Research on gender marginalization presented at annual symposium


Olivia Swenson-Hultz

Olivia Swenson-Hultz | The Daily Eastern News Keynote Speaker Jenny Davis discusses the Two-Spirit Movement at the Seventh Annual Symposium of The Interdisciplinary Center for Global Diversity inside of the Arcola-Tuscola Room of the Martin Luther King Jr. University Union on Tuesday afternoon.

Olivia Swenson-Hultz, Associate News Editor

Research findings on the Two-Spirit Movement and The March First Movement, which fought against the marginalization of gender, were featured during the Seventh Annual Symposium of the Interdisciplinary Center for Global Diversity Tuesday afternoon.

History professor Jinhee Lee and Jenny Davis, an assistant professor of anthropology at The University of Illinois, Urbana-Champaign, presented their findings in the Arcola-Tuscola Room of the Martin Luther King Jr. University Union.

Lee discussed her research on how the “March First Movement” resulted in victims of thought crime.

She presented the same research at the Association for Asian Studies Conference last month in Washington D.C.

The March First Movement was when peaceful protesters took to the streets and called for independence during a colonial period of harsh military rule of Korea by Japan, Lee said.

Lee said she decided to center her research around the March First Movement because it is one of the few largely recognized colonial movements that involved women.

“The March First Movement is well known in Korean history but all National Korean figures celebrated today are men,” Lee said. “Knowing that women endured as much as men under Japanese colonial rule but weren’t celebrated the same way got me interested.”

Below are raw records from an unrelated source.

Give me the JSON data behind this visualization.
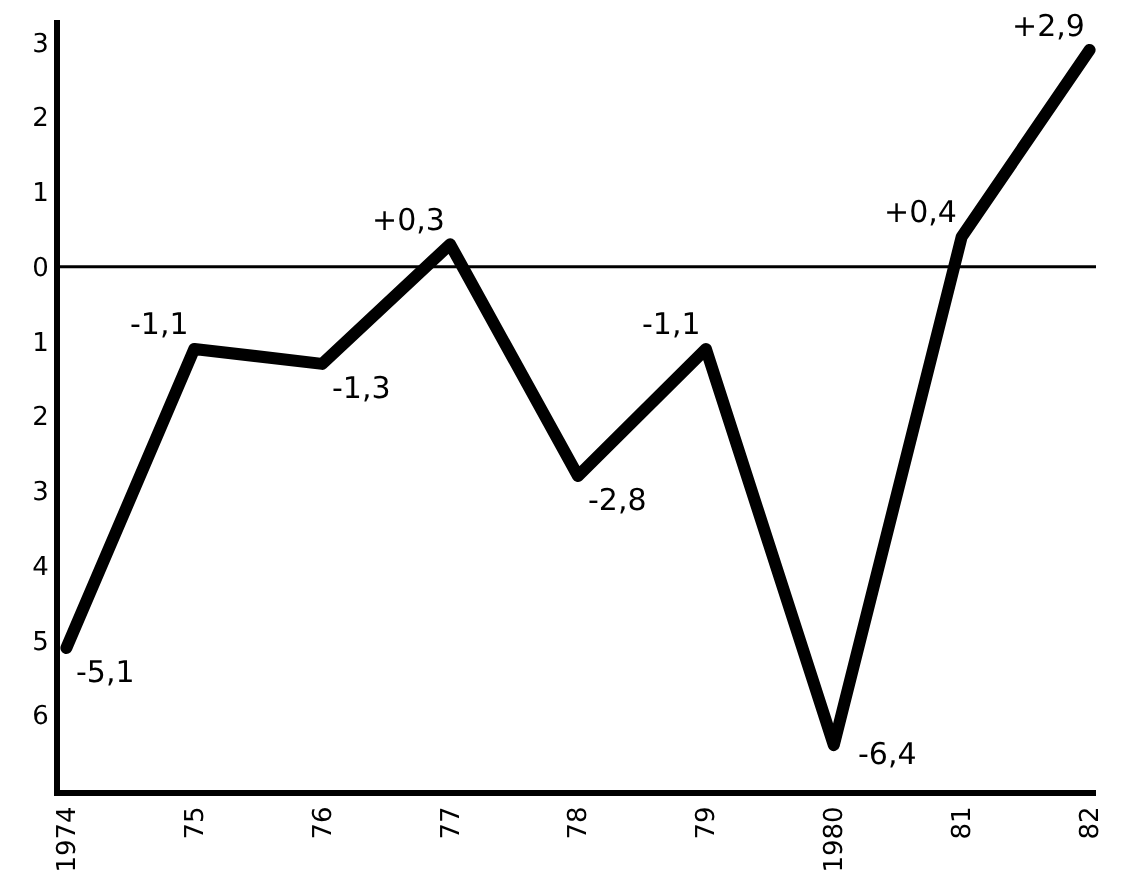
{
  "chart_data": {
    "type": "line",
    "categories": [
      "1974",
      "75",
      "76",
      "77",
      "78",
      "79",
      "1980",
      "81",
      "82"
    ],
    "values": [
      -5.1,
      -1.1,
      -1.3,
      0.3,
      -2.8,
      -1.1,
      -6.4,
      0.4,
      2.9
    ],
    "value_labels": [
      "-5,1",
      "-1,1",
      "-1,3",
      "+0,3",
      "-2,8",
      "-1,1",
      "-6,4",
      "+0,4",
      "+2,9"
    ],
    "color": "#000000",
    "ylim": [
      -7,
      3.3
    ],
    "yticks": [
      {
        "value": -6,
        "label": "6"
      },
      {
        "value": -5,
        "label": "5"
      },
      {
        "value": -4,
        "label": "4"
      },
      {
        "value": -3,
        "label": "3"
      },
      {
        "value": -2,
        "label": "2"
      },
      {
        "value": -1,
        "label": "1"
      },
      0,
      1,
      2,
      3
    ],
    "ref_lines": [
      {
        "axis": "y",
        "value": 0,
        "color": "#000000"
      }
    ],
    "marker": "none",
    "line_style": "solid"
  }
}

She said after reading accounts of women being imprisoned and tortured inside of English Missionary texts she decided to conduct her research.

Lee said women were subject to various forms of torture after being arrested, such as hanging from the ceiling and having to be naked in front of prosecutors.

“Recently, since the #MeToo Movement, people are looking at how women aren’t part of the history of Korea and are looking more at these stories and recognizing women’s roles in history,” Lee said.

Davis said she chose to research the “Two-Spirit Movement” because it is part of her heritage as a member of the Chickasaw Nation.

Two-Spirit refers to an identity designation where people identify as being both male and female, Davis said.

Davis said there were 500 different tribes, many of which did not choose to use binary gender systems, such as the Navajo Tribe that had five genders.

“The majority of indigenous communities have terms for multiple genders. Two-Spirit can appeal to all the different sexual acronyms,” Davis said.

She said the Two-Spirit Movement is building on the emergence of the largely white, gay movement.

“We’re double marginalized based on our ethnicity, gender and sexuality. Participating in the Two-Spirit Movement was the only time we didn’t feel marginalized based on our ethnicity, gender and sexuality,” Davis said.